|
|
|
La vita
e il libro |
|
|
Opera pubblicata in
tre serie a Torino nel 1910-1913. Riunisce recensioni e
saggi scritti tra il 1909 e il 1911, con lo scopo di
sollevare a piena dignità di ricerca e di valore esegetico
quell'attività di critica giornalistica cui aveva dedicato
le sue migliori cure, al fine di superare in essa il
contrasto fra la critica accademica e la critica
militante. La raccolta degli articoli borgesiani
costituisce un vastissimo panorama delle tendenze, dei
valori, dei problemi, delle figure rappresentative nel
primo decennio del Novecento, quando andavano a uno a uno
scomparendo o esaurendosi i grandi protagonisti della
letteratura ottocentesca, e si annunciavano intanto,
ancora confusi e incerti, ma in un rigoglio eccezionale di
fermenti e di sperimentazioni, i temi e gli scrittori del
nuovo secolo. La vastità degli interessi di B. è
dimostrata dal fatto che le sue rassegne abbracciano,
oltre ai grandi poeti e narratori (Tolstòj, D'Annunzio,
Pascoli, Péguy, Carducci, ecc.), anche problemi politici e
morali (Corradini, Renan, Sorel, il modernismo), questioni
critiche (il Vico di Croce, con la polemica che ne seguì),
di storia e di pensiero (Gambetta, Max Nordau, Maurras,
Schopenhauer, Kierkegaard, il Kalevala), nel tentativo di
raccogliere, giorno per giorno, tutti i particolari di
quanto accadeva nel campo della letteratura e del
pensiero, della politica e della storia, senza dimenticare
neppure i personaggi minori. La vita e il libro si apre
con una breve premessa metodologica in cui B. enuncia la
propria concezione di una critica sincera, pronta e sicura
nel giudizio di fronte ai fatti letterari che ogni giorno
si presentano, lontana da ogni compromesso, da ogni
menzogna: e, al tempo stesso, illumina la stretta
connessione fra vita e letteratura in cui l'Autore crede,
e di cui anche il titolo dell'opera è evidente
affermazione. Di pagina in pagina si incontrano giudizi
assai felici, come la limitazione dell'opera di Anatole
France a un'ornata letteratura di abile dilettante; oppure
la severa accoglienza al nazionalismo estremistico di
Barrès, espresso in una debole e confusa narrativa, priva
di forza umana. Molto rigido è pure B. nei confronti di
Gor'kij, di cui respinge il confuso misticismo
rivoluzionario, mentre oggi pare eccessivo il favore per
Andréev (anche se è visto con esattezza il suo carattere
di epigono del grande romanzo russo dell'Ottocento);
invece è tuttora valida la riduzione a fenomeno locale,
pur non privo all'origine di intensità e sincerità,
dell'arte di Selma Lagerlöf; altrettanto esatto il
giudizio su Kipling, di cui B. esamina più volte le opere,
distinguendo il vigore fantastico delle pagine "primitive"

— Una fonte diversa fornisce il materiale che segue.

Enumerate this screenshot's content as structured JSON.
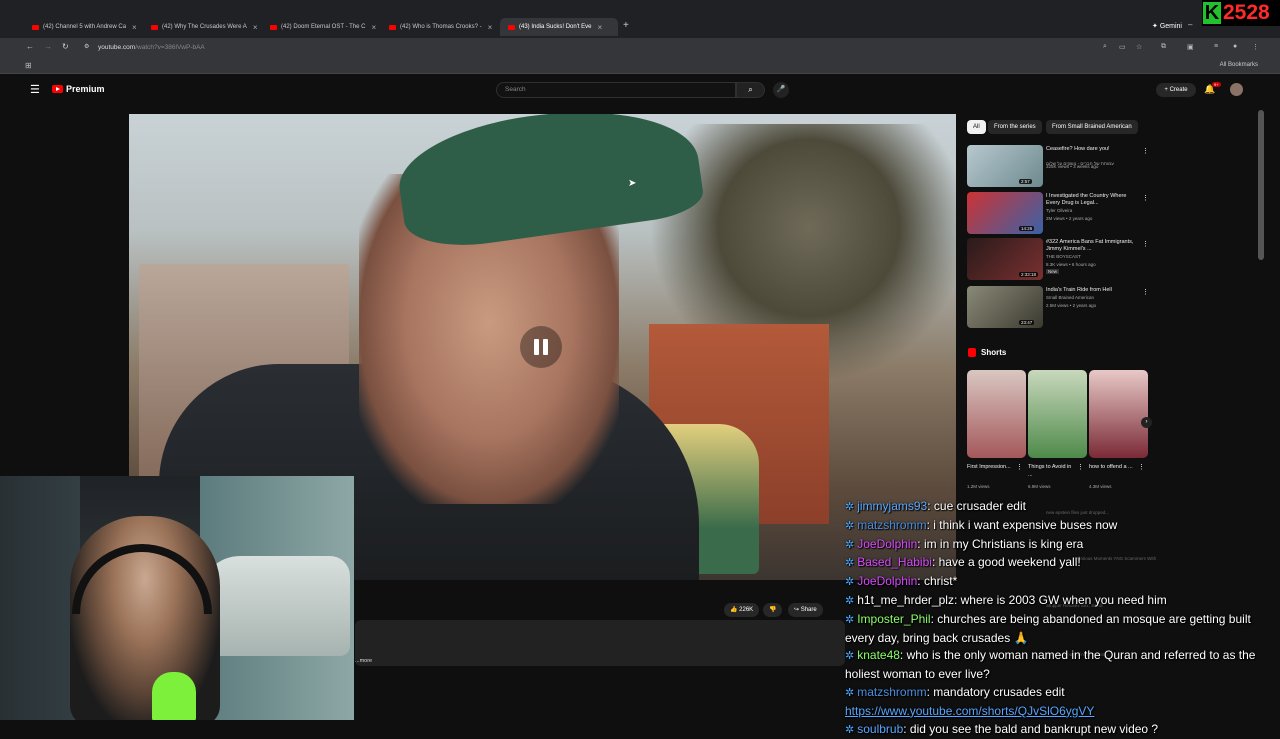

dalla retorica di molti romanzi e racconti. Recensendo La
porta stretta dell'allora quasi sconosciuto Gide, Borgese
indica felicemente tutta la morbosità del suo misticismo
romantico. In un momento in cui, nella narrativa italiana,
furoreggiavano Fogazzaro e D'Annunzio, la precisione dei
giudizi sulle loro opere ha particolare merito e
interesse: dei romanzi fogazzariani, B. mette in luce la
debolezza d'ideologia, il carattere morbido e incerto, la
sensualità estrema e ambigua, la struttura di commedia in
tre atti, farcita di motivi laterali un po'alla rinfusa.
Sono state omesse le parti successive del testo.